The BIOS appears quite conventional. CPU, Voltage and Memory settings each have their own screens in the Quantum section of the BIOS. In addition Foxconn has come up with a screen of Board Information that spells out the motherboard model, BIOS version, the MAC addresses of the LAN adapters and a summary of the installed CPU and memory. Take a moment to look at the Hardware Monitoring screen and you can quickly and easily see exactly what hardware is installed along with every setting that is currently in use.
We used a Core i7 965 Extreme processor and set the CPU voltage to 1.45V, QPI to 1.5V and RAM at 1.65V. Every Core i7 motherboard we have seen to date has a default RAM voltage setting of 1.5V but the Foxconn GTi starts as 1.6V so our chosen setting was the tiniest of increases.

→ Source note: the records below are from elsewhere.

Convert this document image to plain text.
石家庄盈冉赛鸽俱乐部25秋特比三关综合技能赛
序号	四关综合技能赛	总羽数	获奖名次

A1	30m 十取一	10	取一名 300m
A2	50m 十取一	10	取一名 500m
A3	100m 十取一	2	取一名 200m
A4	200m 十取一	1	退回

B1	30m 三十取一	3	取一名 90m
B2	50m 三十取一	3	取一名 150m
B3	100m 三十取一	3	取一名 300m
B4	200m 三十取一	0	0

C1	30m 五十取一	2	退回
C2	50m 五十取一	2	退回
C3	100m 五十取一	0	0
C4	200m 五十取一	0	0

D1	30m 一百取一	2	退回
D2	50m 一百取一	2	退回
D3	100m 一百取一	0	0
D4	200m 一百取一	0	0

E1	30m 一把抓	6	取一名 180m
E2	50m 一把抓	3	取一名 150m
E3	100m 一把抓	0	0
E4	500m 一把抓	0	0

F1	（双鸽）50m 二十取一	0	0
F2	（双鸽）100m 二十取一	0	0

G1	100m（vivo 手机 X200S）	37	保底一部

We have used these settings many times to good effect with the minimum of risk to our hardware. We started overclocking by raising the clock multiplier on the standard base clock of 133MHz and were surprised that the Foxconn ran out of steam at 28 x 133MHz = 3.73GHz. We would expect this CPU to hit 3.9GHz without much trouble. For Plan B we left the multiplier at the standard 24x setting and raised the base clock but this time we hit a wall at 24 x 150MHz = 3.6GHz which is feeble.

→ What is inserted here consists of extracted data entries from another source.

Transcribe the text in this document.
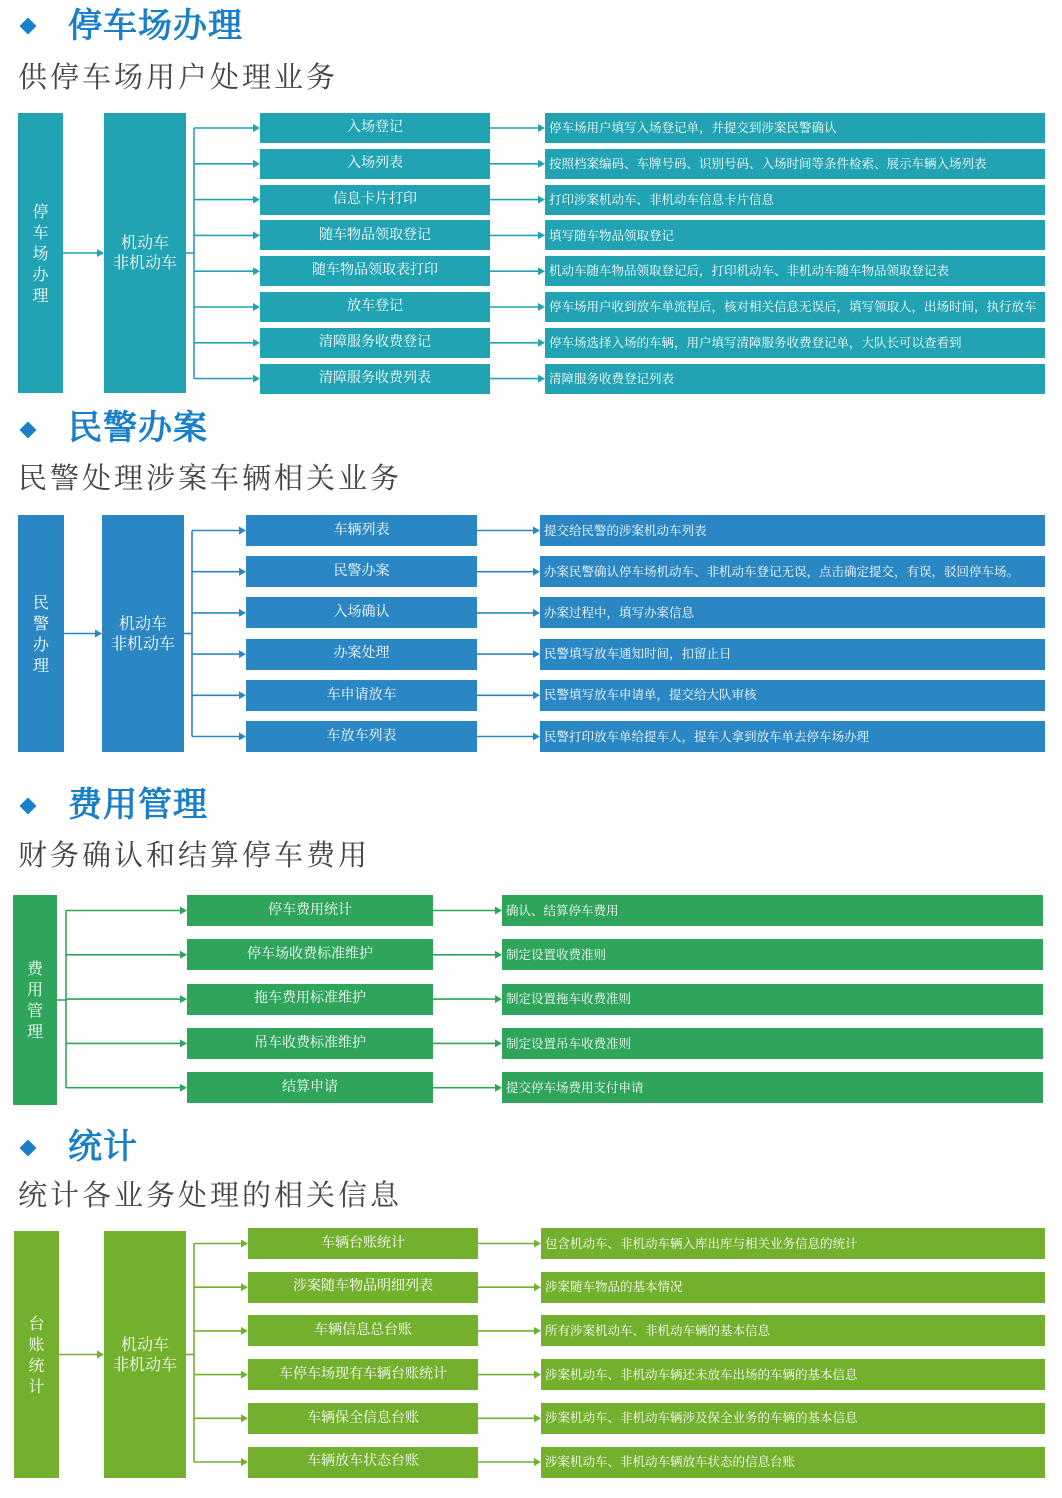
停车场办理
供停车场用户处理业务
停车场办理
机动车
非机动车
入场登记	停车场用户填写入场登记单，并提交到涉案民警确认
入场列表	按照档案编码、车牌号码、识别号码、入场时间等条件检索、展示车辆入场列表
信息卡片打印	打印涉案机动车、非机动车信息卡片信息
随车物品领取登记	填写随车物品领取登记
随车物品领取表打印	机动车随车物品领取登记后，打印机动车、非机动车随车物品领取登记表
放车登记	停车场用户收到放车单流程后，核对相关信息无误后，填写领取人，出场时间，执行放车
清障服务收费登记	停车场选择入场的车辆，用户填写清障服务收费登记单，大队长可以查看到
清障服务收费列表	清障服务收费登记列表
民警办案
民警处理涉案车辆相关业务
民警办理
机动车
非机动车
车辆列表	提交给民警的涉案机动车列表
民警办案	办案民警确认停车场机动车、非机动车登记无误，点击确定提交，有误，驳回停车场。
入场确认	办案过程中，填写办案信息
办案处理	民警填写放车通知时间，扣留止日
车申请放车	民警填写放车申请单，提交给大队审核
车放车列表	民警打印放车单给提车人，提车人拿到放车单去停车场办理
费用管理
财务确认和结算停车费用
费用管理
停车费用统计	确认、结算停车费用
停车场收费标准维护	制定设置收费准则
拖车费用标准维护	制定设置拖车收费准则
吊车收费标准维护	制定设置吊车收费准则
结算申请	提交停车场费用支付申请
统计
统计各业务处理的相关信息
台账统计
机动车
非机动车
车辆台账统计	包含机动车、非机动车辆入库出库与相关业务信息的统计
涉案随车物品明细列表	涉案随车物品的基本情况
车辆信息总台账	所有涉案机动车、非机动车辆的基本信息
车停车场现有车辆台账统计	涉案机动车、非机动车辆还未放车出场的车辆的基本信息
车辆保全信息台账	涉案机动车、非机动车辆涉及保全业务的车辆的基本信息
车辆放车状态台账	涉案机动车、非机动车辆放车状态的信息台账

With the base clock at 150MHz we decided to raise the clock multiplier and this is where things get weird. We could raise the multiplier seemingly at will and ran a set of benchmark tests with the BIOS at 27 x 150MHz = 4.06GHz however the tests delivered exactly the same results as they did with the CPU at 3.6GHz. We can only conclude that the BIOS hadn't increased the CPU speed in line with the settings that we used even though we checked and rechecked the figures.
This strongly suggests that the Blood Rage GTi needs some rapid work on its BIOS and until then we feel there is an enormous question mark about the overclocking abilities of this model.
Verdict
The Foxconn Blood Rage GTi packs a decent list of features at a reasonable price however the quad graphics slots aren't much use and the BIOS seems to be in need of further development.